Il mare dei classici (miti e leggende)

In questa sezione si possono leggere le nostre ricerche sui miti e le leggende legate al mare. Ne abbiamo trovate tantissimi perchè da sempre il mare ha affascinato gli uomini con tutte le sue strane creature. 
Eccone alcuni.
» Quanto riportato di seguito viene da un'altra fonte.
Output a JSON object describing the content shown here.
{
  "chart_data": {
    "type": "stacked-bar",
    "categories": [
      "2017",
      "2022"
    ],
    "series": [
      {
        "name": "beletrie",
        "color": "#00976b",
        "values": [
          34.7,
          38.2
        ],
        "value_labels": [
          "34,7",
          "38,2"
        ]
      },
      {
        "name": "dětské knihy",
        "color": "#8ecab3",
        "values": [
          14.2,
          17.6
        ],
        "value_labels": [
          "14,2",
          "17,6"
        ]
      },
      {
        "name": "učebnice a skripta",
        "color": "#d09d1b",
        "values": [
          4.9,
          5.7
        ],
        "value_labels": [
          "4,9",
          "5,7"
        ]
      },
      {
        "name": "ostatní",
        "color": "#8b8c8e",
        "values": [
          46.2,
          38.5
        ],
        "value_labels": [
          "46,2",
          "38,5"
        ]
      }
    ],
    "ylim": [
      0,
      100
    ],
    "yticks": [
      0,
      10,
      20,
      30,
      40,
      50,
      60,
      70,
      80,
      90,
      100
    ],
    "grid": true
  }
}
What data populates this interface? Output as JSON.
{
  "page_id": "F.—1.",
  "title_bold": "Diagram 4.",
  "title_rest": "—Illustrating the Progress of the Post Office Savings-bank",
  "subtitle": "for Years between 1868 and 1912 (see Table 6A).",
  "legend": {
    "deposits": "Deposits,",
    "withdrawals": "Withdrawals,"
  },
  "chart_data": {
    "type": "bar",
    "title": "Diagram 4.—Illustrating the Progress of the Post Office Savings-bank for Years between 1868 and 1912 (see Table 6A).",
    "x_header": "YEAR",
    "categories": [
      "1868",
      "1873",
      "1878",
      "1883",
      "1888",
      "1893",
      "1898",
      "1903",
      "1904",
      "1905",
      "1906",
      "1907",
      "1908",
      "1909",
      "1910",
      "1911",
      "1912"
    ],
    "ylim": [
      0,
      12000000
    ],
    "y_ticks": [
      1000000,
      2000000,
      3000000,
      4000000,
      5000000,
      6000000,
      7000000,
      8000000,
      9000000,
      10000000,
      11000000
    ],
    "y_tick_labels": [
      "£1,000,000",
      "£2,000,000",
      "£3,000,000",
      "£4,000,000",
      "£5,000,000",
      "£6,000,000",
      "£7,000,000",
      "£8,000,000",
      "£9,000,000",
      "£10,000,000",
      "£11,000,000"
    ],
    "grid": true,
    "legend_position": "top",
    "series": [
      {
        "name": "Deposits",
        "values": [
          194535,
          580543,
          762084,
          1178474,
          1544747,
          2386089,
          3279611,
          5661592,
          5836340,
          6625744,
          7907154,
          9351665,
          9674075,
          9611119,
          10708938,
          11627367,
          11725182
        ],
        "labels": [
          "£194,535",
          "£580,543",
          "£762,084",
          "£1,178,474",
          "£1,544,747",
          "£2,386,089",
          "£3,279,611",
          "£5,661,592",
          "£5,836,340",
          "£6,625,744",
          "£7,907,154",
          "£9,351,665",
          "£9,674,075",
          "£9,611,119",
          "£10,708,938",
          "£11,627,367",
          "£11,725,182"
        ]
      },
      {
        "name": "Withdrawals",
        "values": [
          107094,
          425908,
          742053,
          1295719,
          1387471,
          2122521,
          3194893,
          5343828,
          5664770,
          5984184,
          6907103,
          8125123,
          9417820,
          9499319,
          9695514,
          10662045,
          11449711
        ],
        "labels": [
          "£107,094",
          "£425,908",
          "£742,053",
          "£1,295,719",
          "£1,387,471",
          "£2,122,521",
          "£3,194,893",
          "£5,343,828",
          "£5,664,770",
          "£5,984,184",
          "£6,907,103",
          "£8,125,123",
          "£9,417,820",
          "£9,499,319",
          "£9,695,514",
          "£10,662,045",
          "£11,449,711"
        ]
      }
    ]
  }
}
Naturalmente iniziamo dal re.

IL MITO DI POSEIDONE
(i disegni sono ancora in fase di rielaborazione....) 

Poseidone, dio delle acque e del mare, figlio di Crono e Rea, sposò Anfitrite dalla quale ebbe tre figli.
La leggenda narra che Poseidone amasse Anfitrite da molto tempo ma che lei si negasse nascondendosi oltre le Colonne di Ercole e che furono i delfini a trovarla e portarla da lui.
Fu uno degli Dei più potenti dell’Olimpo.
Abitava in una casa rilucente d’oro negli abissi del mare Egeo, nella quale si recava su di un cocchio d’oro trainato da cavalli che galoppavano sul pelo dell’acqua, spesso era rappresentato insieme a delfini e con in mano il suo tridente.
I poemi omerici narrano che Poseidone insieme ad Apollo costruì le mura inespugnabili di Troia, per ricompensare il re Leomedonte della sua ospitalità.
La figura di Poseidone trovò anche strette analogie con le divinità sumeriche, che esprimevano profezie collegate al mare.
I Greci grandi navigatori avevano un particolare culto per la massima divinità marina infatti non vi è luogo o città Greca dove non si trovano templi e statue per il Dio che squassava le onde con il tridente.
In suo onore fu costruito un tempio sull’istmo di Corinto.
Il nome di Poseidone viene ricordato e menzionato in molte opere, ricordiamo nell’Iliade dove il Dio del mare si schiera dalla parte dei Greci e in diverse occasioni scende in battaglia contro l’esercito Troiano, interviene a salvare Enea quando il principe Troiano è sul punto di essere ucciso da Achille.
Nell’odissea quando svolge un ruolo importante a causa del suo odio per Odisso, dovuto al fatto che l’eroe ha accecato suo figlio, il ciclope Polifemo.
Le celebrazioni in onore di Poseidone si tenevano all’inizio della stagione invernale, in molte città del mondo greco.
I marinai rivolgevano preghiere a Poseidone perché concedesse loro un viaggio sicuro e talvolta come sacrificio annegavano dei cavalli in suo onore.
Quando mostrava il lato benigno della sua natura Poseidone creava nuove isole come approdo per i naviganti ed offriva un mare calmo e senza tempeste.
Quando invece veniva offeso e si sentiva ignorato allora, colpiva la terra con il suo tridente provocando mari tempestosi e terremoti, annegando chi si trovasse in navigazione ed affondando le imbarcazioni.
La figura di questo Dio mi ha sempre affascinato.

Kuhnreich  Leonard



IL MITO DEL DELFINO
(i disegni sono ancora in fase di rielaborazione....)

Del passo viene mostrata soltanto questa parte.